Gone, Baby, Gone - Dennis Lehane [20]
I turned and walked down the rest of the bar. Nobody would meet my eyes. Everyone looked at their beers.
“She wasn’t over at her friend Dottie’s house,” Big Dave said.
We turned and looked back at him. He leaned over the bar sink and fired a spurt of water into his face from the dispenser hose.
“Hands up on the bar, Dave,” Angie said.
He raised his head and blinked against the liquid. He placed his palms flat on the bar top. “Helene,” he said. “She wasn’t over at Dottie’s. She was here.”
“With who?” I said.
“With Dottie,” he said. “And Lenny’s kid, Ray.”
Lenny raised his head from his beer and said, “Shut the fuck up, Dave.”
“The skeevy guy who manned the door?” Angie said. “That’s Ray?”
Big Dave nodded.
“What were they doing in here?” I said.
“Don’t you say another word,” Lenny said.
Big Dave glanced at him desperately, then back at Angie and me. “Just drinking. Helene knew it looked bad enough she left her kid alone in the first place. If the press or the cops knew she was actually ten blocks away at a bar and not next door, it would look even worse.”
“What’s her relationship with Ray?”
“They do each other sometimes, I think.” He shrugged.
“What’s Ray’s last name?”
“David!” Lenny said. “David, you shut the—”
“Likanski,” Big Dave said. “He lives on Harvest.” He took a gulp of air.
“You are shit,” Lenny told him. “That’s what you are, and it’s all you’ll ever be, and all your retarded fucking offspring will be and everything you touch. Shit.”
“Lenny,” I said.
Lenny kept his back to me. “You think I’m going to say a word to you, boy, you are on fucking angel dust. I might be watching my beer, but I know you got a gun, and I know that girl has one too. And so fucking what? Shoot me or leave.”
Outside, I could hear the sound of a siren approaching.
Lenny turned his head, and a smile broke across his face. “Sounds like they’re coming for you, don’t it?” His smile broke into a hard, bitter laugh that exposed a red sore of a mouth with almost no teeth.
He waved at me as the siren grew so close I knew they were in the alley. “Bye-bye now. Smoke ’em if you got ’em.”
His bitter laugh came out even harder this time and sounded more like the coughing of ravaged lungs. After a few seconds, his cronies joined in, nervously at first but then openly, as we heard the doors of the cop car opening outside.

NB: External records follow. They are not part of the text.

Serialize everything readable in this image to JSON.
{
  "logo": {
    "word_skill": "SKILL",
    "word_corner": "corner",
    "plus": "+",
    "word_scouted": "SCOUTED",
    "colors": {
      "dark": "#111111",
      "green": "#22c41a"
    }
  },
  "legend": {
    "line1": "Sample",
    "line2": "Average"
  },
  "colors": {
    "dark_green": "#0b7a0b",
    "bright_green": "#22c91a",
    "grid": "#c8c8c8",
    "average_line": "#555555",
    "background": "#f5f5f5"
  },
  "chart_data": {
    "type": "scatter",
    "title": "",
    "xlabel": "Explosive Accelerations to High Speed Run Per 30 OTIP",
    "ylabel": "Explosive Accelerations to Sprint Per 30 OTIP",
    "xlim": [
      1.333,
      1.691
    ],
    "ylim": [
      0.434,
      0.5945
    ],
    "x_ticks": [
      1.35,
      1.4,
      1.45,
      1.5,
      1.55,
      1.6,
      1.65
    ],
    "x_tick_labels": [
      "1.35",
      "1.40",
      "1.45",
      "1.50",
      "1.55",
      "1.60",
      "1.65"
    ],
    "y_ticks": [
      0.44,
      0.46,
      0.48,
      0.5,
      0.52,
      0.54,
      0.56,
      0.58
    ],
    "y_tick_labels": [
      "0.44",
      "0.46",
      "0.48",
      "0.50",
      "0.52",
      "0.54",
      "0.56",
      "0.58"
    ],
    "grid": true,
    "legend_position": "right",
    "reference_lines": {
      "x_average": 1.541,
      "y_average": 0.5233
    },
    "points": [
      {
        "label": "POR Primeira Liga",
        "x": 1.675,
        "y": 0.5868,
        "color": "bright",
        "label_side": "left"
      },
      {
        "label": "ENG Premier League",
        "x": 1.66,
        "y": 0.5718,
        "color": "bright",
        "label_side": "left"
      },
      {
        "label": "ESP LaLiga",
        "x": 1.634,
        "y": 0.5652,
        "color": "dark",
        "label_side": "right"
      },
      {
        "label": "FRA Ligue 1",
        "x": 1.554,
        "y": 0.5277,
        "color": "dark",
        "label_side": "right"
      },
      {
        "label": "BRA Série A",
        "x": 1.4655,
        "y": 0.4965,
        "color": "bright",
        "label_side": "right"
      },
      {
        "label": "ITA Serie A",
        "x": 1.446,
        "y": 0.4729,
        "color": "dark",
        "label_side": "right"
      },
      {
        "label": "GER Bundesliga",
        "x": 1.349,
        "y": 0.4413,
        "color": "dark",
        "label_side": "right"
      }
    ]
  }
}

By the time we walked out the door, it sounded like a party in there.
5
When we stepped out of the bar into the alley, we met the grille of a black Ford Taurus parked a matter of inches from the front door. The younger of the two detectives, a big guy beaming a little boy’s smile, leaned in through the open driver’s window and turned off the siren.
His partner sat cross-legged on the hood, a colder smile on his round face, and said, “Woo, woo, woo.” He held an index finger aloft and rotated his wrist and made the sound again. “Woo, woo, woo.”
“Frighteningly realistic,” I said.
“Ain’t it?” He clapped his hands together and slid down the car hood until his feet rested on the grille and his knees were almost touching my legs.
“You’d be Pat Kenzie.” His hand shot out toward my chest. “Glad to make your acquaintance.”
“Patrick,” I said, and shook the hand.
He gave it two vigorous pumps. “Detective Sergeant Nick Raftopoulos. Call me Poole. Everyone does.” His sharp elfin face tilted toward Angie. “You’d be Angela.”
She shook his hand. “Angie.”
“Pleasure to meet you, Angie. Anyone ever tell you that you have your father’s eyes?”
Angie placed a hand over her eyebrows, took a step toward Nick Raftopoulos. “You knew my father?”
Poole held his palms up on his knees. “In passing. In a member-of-opposing-teams capacity. I liked the man, miss. He had genuine class. To tell you the truth, I mourned his…passing, if that’s the word. He was a rarity.”
Angie gave him a soft smile. “That’s nice of you to say.”
The bar door opened behind us and I could smell stale whiskey again.
The younger cop looked up at whoever stood behind us. “Back inside, mutt. I know someone holding paper on your ass.”